Мой проводник молча шел впереди, держа автомат на изготовку. По фронтовой привычке я делал то же самое, и, как оказалось, не зря: когда мы проходили мимо одной из боковых штолен, у моей головы просвистела пуля, и лающий звук выстрела эхом отозвался в проходах. Мы стремительным броском продвинулись метров на сто вперед и остановились у винтовой лестницы, откуда охранник — как мне показалось, совершенно бессмысленно, ибо никого не было видно, — до тех пор строчил в пустоту, пока не кончились патроны.

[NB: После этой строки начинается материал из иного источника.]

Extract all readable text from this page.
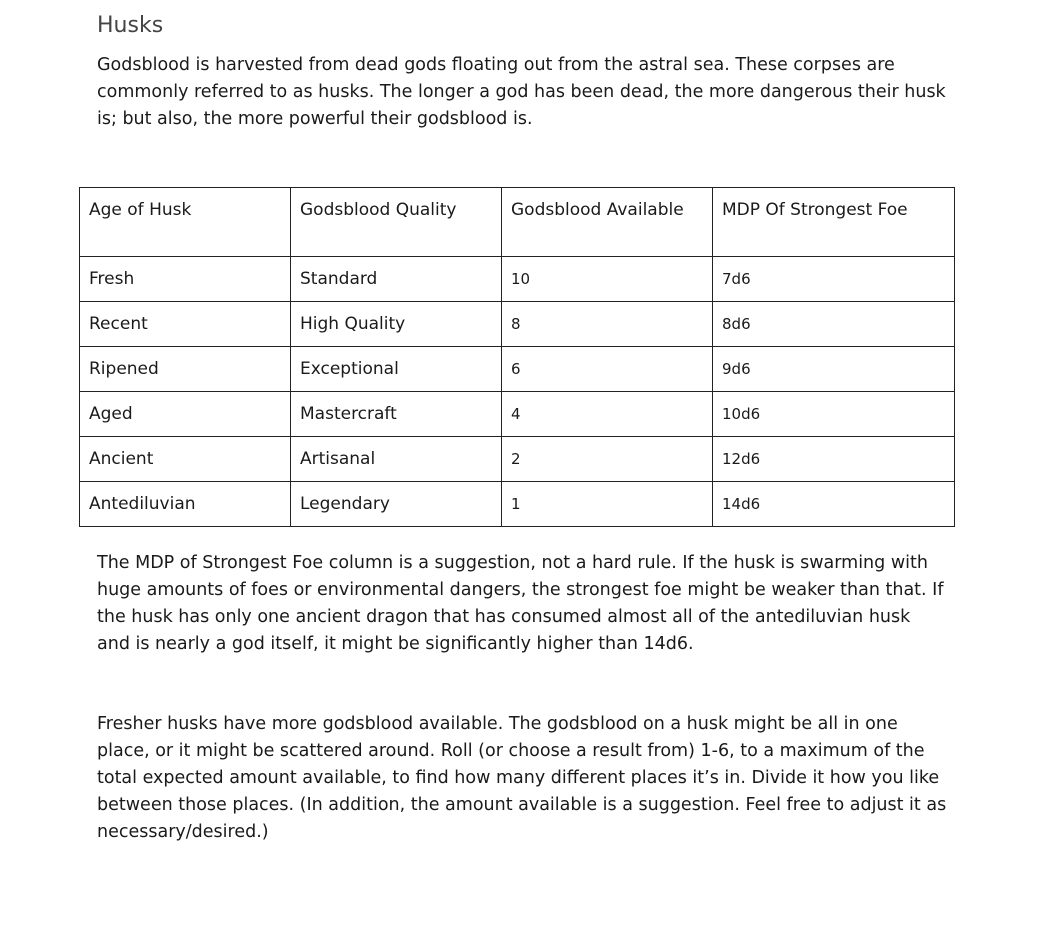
Husks

Godsblood is harvested from dead gods floating out from the astral sea. These corpses are commonly referred to as husks. The longer a god has been dead, the more dangerous their husk is; but also, the more powerful their godsblood is.

Age of Husk	Godsblood Quality	Godsblood Available	MDP Of Strongest Foe
Fresh	Standard	10	7d6
Recent	High Quality	8	8d6
Ripened	Exceptional	6	9d6
Aged	Mastercraft	4	10d6
Ancient	Artisanal	2	12d6
Antediluvian	Legendary	1	14d6

The MDP of Strongest Foe column is a suggestion, not a hard rule. If the husk is swarming with huge amounts of foes or environmental dangers, the strongest foe might be weaker than that. If the husk has only one ancient dragon that has consumed almost all of the antediluvian husk and is nearly a god itself, it might be significantly higher than 14d6.

Fresher husks have more godsblood available. The godsblood on a husk might be all in one place, or it might be scattered around. Roll (or choose a result from) 1-6, to a maximum of the total expected amount available, to find how many different places it’s in. Divide it how you like between those places. (In addition, the amount available is a suggestion. Feel free to adjust it as necessary/desired.)
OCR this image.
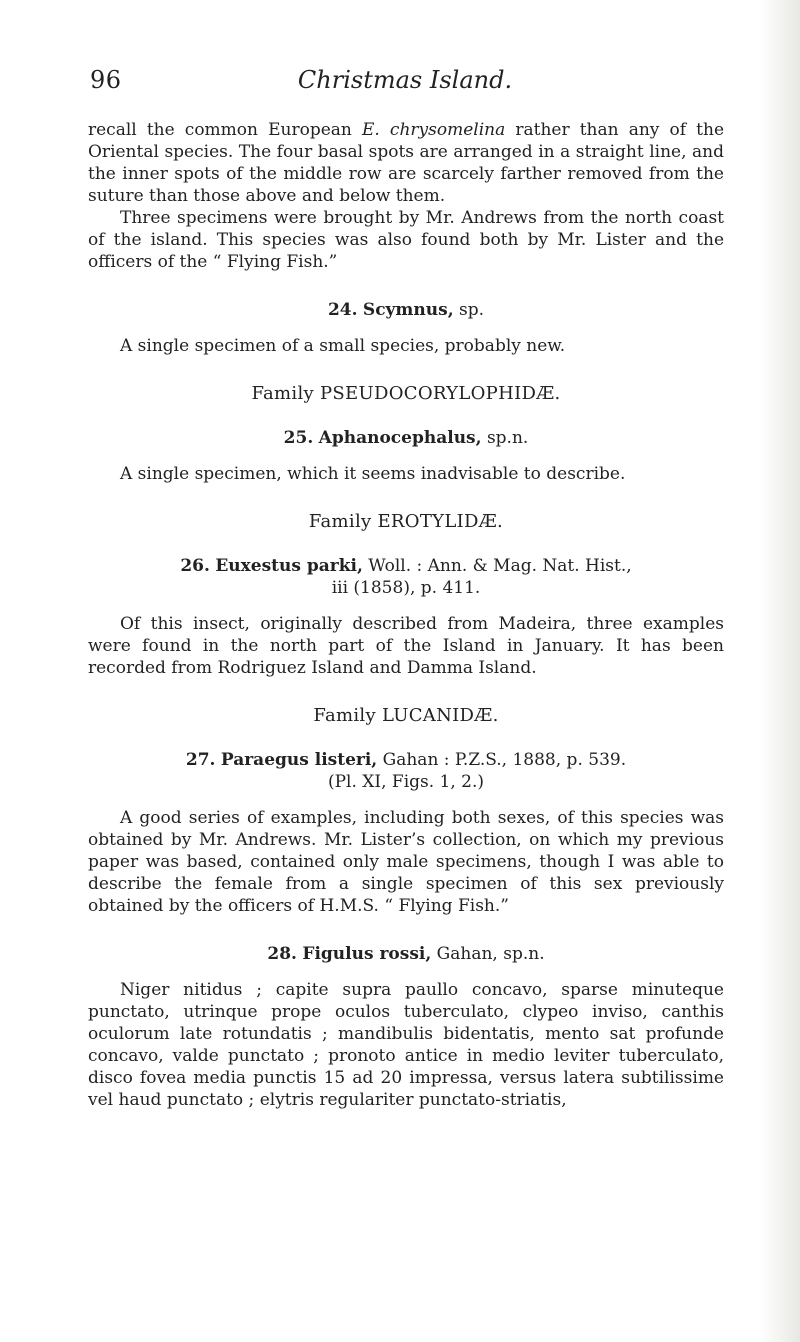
96	Christmas Island.

recall the common European E. chrysomelina rather than any of the Oriental species. The four basal spots are arranged in a straight line, and the inner spots of the middle row are scarcely farther removed from the suture than those above and below them.

Three specimens were brought by Mr. Andrews from the north coast of the island. This species was also found both by Mr. Lister and the officers of the “ Flying Fish.”

24. Scymnus, sp.

A single specimen of a small species, probably new.

Family PSEUDOCORYLOPHIDÆ.

25. Aphanocephalus, sp.n.

A single specimen, which it seems inadvisable to describe.

Family EROTYLIDÆ.

26. Euxestus parki, Woll. : Ann. & Mag. Nat. Hist.,
iii (1858), p. 411.

Of this insect, originally described from Madeira, three examples were found in the north part of the Island in January. It has been recorded from Rodriguez Island and Damma Island.

Family LUCANIDÆ.

27. Paraegus listeri, Gahan : P.Z.S., 1888, p. 539.
(Pl. XI, Figs. 1, 2.)

A good series of examples, including both sexes, of this species was obtained by Mr. Andrews. Mr. Lister’s collection, on which my previous paper was based, contained only male specimens, though I was able to describe the female from a single specimen of this sex previously obtained by the officers of H.M.S. “ Flying Fish.”

28. Figulus rossi, Gahan, sp.n.

Niger nitidus ; capite supra paullo concavo, sparse minuteque punctato, utrinque prope oculos tuberculato, clypeo inviso, canthis oculorum late rotundatis ; mandibulis bidentatis, mento sat profunde concavo, valde punctato ; pronoto antice in medio leviter tuberculato, disco fovea media punctis 15 ad 20 impressa, versus latera subtilissime vel haud punctato ; elytris regulariter punctato-striatis,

Спустившись еще ниже, мы очутились в пещере, где было чуть светлее. Вверх и вниз из нее вели винтовые лестницы. Мой сопровождающий отступил в сторону, из крохотного тамбура, куда мы спустились по лестнице, я шагнул в пещеру и в ужасе замер на пороге: в самом центре был подвешен за руки голый бородатый человек, к ногам его привязали тяжелый камень. Человек этот висел неподвижно, время от времени издавая хрип. У стены на кое-как сколоченных нарах посреди груды разнообразного оружия и ящиков с патронами сидел огромного роста пожилой офицер в расстегнутом кителе, из-под которого выглядывала белая грудь, заросшая слипшимися от пота волосами. Мундир был мне знаком еще со времен войны.
— Ваше превосходительство, — пробормотал я. В офицере я узнал своего старого командира.
Из стоявшей рядом с ним на нарах бутылки он налил себе полный стакан шнапса и только тогда заметил меня.
— А, Ганс, малыш, — хрипло рассмеялся он и опрокинул в себя шнапс. — Подойди сюда!
Когда я подошел, он прижал мою голову к своей потной груди и впился костлявыми пальцами мне в волосы.
— Ты ли это, Ганс, малыш! — почти запел надо мной хриплый голос. — Ты снова со мной, сукин ты мой сынок, явился к своему командиру, в возвышенную, единственно достойную человека зону опасности. Будь проклята эта жизнь над нами. А? — И он с силой тряхнул мою голову. — Ни за что бы не поверил, что им удастся приручить моего паренька, этим добреньким господам из администрации. Но не будем говорить плохо о тех, кому служим!
Неожиданно он отпустил мою голову и наградил меня таким пинком, что я налетел на подвешенного, который громко застонал и закачался туда-сюда, будто язык огромного колокола. Я поднялся.
— Сигару мне, скотина! — со смехом крикнул офицер сопровождавшему меня охраннику и выпрямился. — Я свою порцию уже выкурил.
Когда охранник протянул ему одну из тех дешевых сигар, которые все мы курим, потому что других просто не существует, офицер небрежно прикурил ее от золотой зажигалки, выглядевшей довольно странно на фоне его грязного мундира и чудовищного убожества пещеры. Но тут я вспомнил, что зажигалка была у него еще на фронте, и это наполнило меня удовлетворением. Старые добрые времена не совсем миновали.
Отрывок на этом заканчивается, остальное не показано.